You will find many beautiful things in charity shops but get used to asking yourself questions such as; Is this something I will actually wear? Is it my style? Do I really need it? Will it go with the other things I own?


Many people fall victim to the 'cheap effect' in charity shops, buying just because they kind of like an item and its only £2 so why the hell not! The reason to not is- that's exactly the attitude that got us into this fast fashion waste mess in the first place.

A great question to ask yourself is: if this item were full price and new, would I still buy it? If the answer is no then put it back.

I strongly urge you to only buy clothes when you fall in love with them. This, my friends, is the key to finding the creme de la creme of the charity shops and value within the thrifty walls.



- Stand back





It can be quiet daunting when you see rail upon rail of clothes staring at you. I never have the time nor the energy to one by one examine each piece.


To save time and effort I like to, quite literally, take a step back. Seeing the rail as blocks of colour and pattern. I then select items that stand out to me and see if I am tempted by the piece I pick it up. This tip is a much faster way of doing things that guarantees results, stopping you from getting side tracked.



-Pay no attention to gender or size


One of the best jumpers I've ever had comes from the men's section at Oxfam.

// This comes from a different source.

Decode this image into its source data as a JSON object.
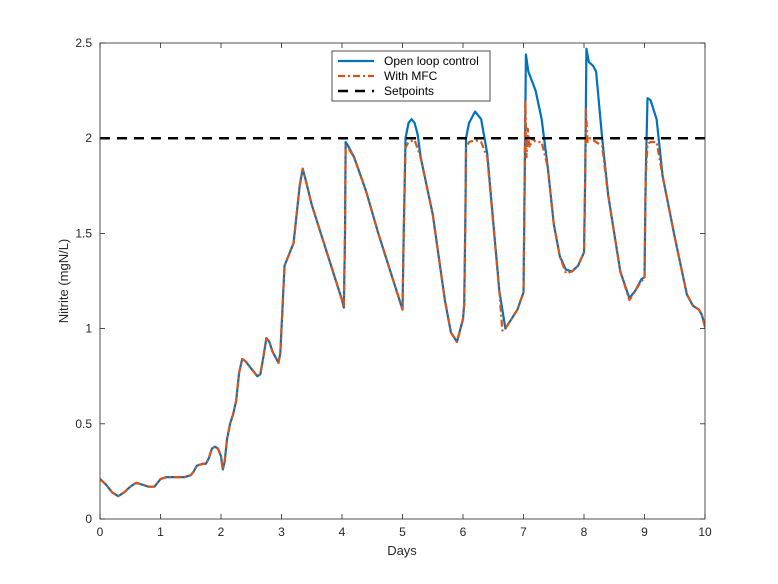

A nice jumper is a nice jumper, period. Doesn't matter which section it is in.

After all, even if you don't find something for you in the mens, you might find something for your boyfriend, best mate or S.O.

The same here applies with size. Some things such as jumpers, jackets and shirts look good oversized. Plus with so many brands in a shop there's bound to be some variation in sizing, so why bother restricting yourself?



​-Location, Location, Location





Finally, I find that charity shops in highly affluent areas are naturally more expensive and if you're seeking a cheap bargain they probably aren't the best place to go. However, you can find really good quality clothes in more expensive areas and you will still be paying a lot less to if they were new! Some charity shops tend to be better than others though. As you start exploring you will begin to find ones that often have gems in and ones that aren't for you. For example there's a couple in Bristol that always have something great and I visit every time I go!



So that's all my tips. I hope you find them handy!

Regardless of what you end up doing this second hand September always remember;


Buy less, Choose well, Make it Last.